Pak Lo terjun ke pasar modal sebagai investor di usia 30 tahun. Perjalanan investasinya pun tidak langsung membuatnya untung seketika, dia pernah merugi sebelum akhirnya sukses besar dari UNTR.
Saat krisis moneter melanda Indonesia dan beberapa negara Asia lainnya, banyak investor angkat kaki dari Bursa Efek Indonesia. Saat itu nilai tukar rupiah meroket dari Rp2.000-an menjadi Rp15.000 per dolar AS, selain itu inflasi juga mencapai 78 persen.
IHSG pun tak kalah mengenaskan, banyak investor yang merugi karena nilai saham yang jeblok serentak. Termasuk Pak Lo sendiri. Namun bukannya menyerah, dia justru mengerahkan semua sisa modal miliknya untuk membeli 6 juta saham UNTR.

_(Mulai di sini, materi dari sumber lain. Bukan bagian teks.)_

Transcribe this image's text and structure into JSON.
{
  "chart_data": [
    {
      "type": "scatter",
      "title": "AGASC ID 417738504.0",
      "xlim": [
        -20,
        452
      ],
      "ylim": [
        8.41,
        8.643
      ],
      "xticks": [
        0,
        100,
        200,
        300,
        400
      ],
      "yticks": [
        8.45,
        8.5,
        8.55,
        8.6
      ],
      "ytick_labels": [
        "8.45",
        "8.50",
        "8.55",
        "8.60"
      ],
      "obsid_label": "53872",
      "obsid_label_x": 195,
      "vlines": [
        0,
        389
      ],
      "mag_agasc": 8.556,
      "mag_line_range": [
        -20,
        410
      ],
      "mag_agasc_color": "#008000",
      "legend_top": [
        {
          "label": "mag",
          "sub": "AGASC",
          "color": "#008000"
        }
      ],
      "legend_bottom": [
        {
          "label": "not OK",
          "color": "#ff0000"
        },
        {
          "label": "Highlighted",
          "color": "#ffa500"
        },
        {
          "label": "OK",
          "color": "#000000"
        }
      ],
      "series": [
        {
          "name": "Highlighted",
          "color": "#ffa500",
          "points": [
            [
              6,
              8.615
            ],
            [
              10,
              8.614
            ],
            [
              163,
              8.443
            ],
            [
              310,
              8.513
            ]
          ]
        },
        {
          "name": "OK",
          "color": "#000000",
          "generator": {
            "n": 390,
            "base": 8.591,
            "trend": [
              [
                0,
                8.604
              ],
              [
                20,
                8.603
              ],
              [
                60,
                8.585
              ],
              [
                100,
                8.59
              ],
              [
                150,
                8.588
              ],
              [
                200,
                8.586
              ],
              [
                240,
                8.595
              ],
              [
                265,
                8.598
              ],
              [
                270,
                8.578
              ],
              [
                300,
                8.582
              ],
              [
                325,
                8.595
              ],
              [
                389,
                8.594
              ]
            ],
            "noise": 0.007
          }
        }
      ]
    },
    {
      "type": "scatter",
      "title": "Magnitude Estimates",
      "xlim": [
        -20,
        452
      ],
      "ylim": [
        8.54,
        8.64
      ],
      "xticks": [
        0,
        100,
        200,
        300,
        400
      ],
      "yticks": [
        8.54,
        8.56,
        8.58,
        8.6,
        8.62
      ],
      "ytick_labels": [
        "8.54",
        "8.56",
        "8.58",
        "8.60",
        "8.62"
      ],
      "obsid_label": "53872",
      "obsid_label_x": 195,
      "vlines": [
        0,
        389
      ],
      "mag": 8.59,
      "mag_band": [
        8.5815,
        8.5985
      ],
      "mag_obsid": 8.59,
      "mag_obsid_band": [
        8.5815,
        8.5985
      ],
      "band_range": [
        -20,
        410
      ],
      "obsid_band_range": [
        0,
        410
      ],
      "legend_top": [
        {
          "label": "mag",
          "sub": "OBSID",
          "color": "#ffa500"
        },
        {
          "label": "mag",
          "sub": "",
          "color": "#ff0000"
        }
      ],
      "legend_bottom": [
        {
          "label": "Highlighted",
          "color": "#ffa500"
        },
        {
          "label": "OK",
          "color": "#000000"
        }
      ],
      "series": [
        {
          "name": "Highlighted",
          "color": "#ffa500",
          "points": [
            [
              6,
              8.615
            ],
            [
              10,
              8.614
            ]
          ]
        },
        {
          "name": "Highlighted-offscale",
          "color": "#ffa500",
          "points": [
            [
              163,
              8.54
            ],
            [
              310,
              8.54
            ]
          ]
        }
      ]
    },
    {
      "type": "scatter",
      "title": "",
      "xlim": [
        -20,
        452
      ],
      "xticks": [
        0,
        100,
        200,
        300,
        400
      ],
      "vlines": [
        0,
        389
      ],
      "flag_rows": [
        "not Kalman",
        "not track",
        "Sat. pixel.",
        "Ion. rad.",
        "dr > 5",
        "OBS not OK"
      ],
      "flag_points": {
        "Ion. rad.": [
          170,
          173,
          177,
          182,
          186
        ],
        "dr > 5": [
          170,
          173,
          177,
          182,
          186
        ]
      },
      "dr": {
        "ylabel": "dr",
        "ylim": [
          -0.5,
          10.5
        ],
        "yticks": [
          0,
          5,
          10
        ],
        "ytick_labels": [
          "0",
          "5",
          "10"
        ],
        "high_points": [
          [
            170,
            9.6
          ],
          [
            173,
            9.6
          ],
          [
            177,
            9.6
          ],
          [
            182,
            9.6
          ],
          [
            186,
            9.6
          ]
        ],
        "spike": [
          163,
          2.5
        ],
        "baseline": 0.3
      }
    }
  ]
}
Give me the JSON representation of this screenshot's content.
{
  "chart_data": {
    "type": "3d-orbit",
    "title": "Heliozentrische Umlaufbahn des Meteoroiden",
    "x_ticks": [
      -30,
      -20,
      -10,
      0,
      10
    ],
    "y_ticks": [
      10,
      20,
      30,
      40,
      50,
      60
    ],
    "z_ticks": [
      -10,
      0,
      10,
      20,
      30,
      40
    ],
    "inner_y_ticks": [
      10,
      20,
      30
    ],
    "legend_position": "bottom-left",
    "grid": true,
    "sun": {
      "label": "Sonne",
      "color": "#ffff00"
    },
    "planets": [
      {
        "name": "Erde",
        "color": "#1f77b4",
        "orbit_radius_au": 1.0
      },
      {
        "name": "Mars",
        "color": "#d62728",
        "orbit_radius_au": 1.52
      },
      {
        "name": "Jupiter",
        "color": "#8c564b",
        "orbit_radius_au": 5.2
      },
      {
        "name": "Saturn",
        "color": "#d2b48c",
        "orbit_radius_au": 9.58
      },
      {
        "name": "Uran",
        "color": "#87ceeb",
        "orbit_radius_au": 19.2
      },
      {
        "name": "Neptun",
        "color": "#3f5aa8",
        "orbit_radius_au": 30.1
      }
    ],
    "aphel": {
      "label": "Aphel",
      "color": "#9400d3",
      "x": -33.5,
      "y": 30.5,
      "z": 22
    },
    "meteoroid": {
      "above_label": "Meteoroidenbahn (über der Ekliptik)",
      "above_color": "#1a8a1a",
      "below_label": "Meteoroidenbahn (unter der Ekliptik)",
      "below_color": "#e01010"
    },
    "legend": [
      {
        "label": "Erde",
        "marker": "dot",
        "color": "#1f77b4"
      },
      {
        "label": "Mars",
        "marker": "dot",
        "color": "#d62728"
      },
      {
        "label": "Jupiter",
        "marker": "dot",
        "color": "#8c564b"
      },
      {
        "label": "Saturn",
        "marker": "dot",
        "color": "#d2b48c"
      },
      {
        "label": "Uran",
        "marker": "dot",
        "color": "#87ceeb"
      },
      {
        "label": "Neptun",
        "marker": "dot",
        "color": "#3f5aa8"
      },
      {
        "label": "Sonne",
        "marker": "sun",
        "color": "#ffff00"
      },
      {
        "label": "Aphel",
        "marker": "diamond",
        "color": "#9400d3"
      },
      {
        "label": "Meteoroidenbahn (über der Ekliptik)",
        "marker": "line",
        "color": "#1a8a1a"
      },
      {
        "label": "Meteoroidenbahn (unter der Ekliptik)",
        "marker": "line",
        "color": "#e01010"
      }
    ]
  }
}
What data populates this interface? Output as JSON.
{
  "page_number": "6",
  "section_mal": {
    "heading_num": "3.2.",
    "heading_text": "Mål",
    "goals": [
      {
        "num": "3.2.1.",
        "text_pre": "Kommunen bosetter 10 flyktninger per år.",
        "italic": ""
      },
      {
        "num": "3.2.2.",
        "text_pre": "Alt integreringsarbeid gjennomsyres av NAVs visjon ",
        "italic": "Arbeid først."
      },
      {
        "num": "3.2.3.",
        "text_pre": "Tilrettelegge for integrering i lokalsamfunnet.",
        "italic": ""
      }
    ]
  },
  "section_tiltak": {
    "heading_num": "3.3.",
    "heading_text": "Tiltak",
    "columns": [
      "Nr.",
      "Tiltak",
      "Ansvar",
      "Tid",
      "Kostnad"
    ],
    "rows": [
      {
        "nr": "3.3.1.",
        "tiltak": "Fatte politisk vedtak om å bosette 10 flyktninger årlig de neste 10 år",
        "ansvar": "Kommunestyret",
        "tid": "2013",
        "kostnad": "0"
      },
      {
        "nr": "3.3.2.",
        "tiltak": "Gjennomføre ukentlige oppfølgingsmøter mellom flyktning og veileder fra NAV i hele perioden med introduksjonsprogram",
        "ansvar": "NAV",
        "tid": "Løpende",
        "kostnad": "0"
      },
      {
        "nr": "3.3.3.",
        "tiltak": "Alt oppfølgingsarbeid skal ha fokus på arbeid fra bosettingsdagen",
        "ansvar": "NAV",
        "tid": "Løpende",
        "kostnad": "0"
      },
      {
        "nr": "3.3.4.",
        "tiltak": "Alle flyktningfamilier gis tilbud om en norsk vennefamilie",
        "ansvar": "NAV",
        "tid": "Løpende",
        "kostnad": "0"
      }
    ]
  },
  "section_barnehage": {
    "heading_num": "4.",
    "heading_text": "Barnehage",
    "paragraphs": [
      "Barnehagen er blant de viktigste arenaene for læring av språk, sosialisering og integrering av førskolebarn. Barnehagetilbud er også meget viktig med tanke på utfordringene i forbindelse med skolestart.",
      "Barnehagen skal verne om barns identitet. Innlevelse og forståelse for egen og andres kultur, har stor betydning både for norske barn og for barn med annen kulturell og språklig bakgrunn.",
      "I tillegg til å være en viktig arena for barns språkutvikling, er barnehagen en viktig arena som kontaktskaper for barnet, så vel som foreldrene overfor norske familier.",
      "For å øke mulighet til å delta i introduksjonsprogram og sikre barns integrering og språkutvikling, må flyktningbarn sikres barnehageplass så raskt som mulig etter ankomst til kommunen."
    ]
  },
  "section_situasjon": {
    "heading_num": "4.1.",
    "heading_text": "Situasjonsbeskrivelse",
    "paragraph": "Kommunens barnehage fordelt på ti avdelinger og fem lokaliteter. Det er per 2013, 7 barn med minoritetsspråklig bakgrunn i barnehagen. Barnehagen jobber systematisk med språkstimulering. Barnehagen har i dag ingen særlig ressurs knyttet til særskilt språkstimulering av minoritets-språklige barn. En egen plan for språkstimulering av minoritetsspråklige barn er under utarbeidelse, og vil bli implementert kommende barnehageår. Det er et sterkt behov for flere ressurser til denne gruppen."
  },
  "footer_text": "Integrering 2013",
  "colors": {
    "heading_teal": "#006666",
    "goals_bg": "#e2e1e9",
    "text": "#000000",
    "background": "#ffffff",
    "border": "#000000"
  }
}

Saat itu harga saham UNTR terdiskon menjadi Rp250/saham. Saat itu jumlah saham beredar UNTR mencapai 138 juta lembar, dengan nilai total aset Rp3,8 triliun, yang artinya kapitalisasi pasar UNTR jeblok hanya Rp34,5 miliar.
Padahal UNTR adalah perusahaan yang mampu mencatatkan laba usaha hingga triliunan rupiah, angka yang impresif untuk era 1990-an. Namun karena nilai tukar yang meroket, UNTR harus mencatatatkan kerugian karena transaksinya menggunakan dolar AS.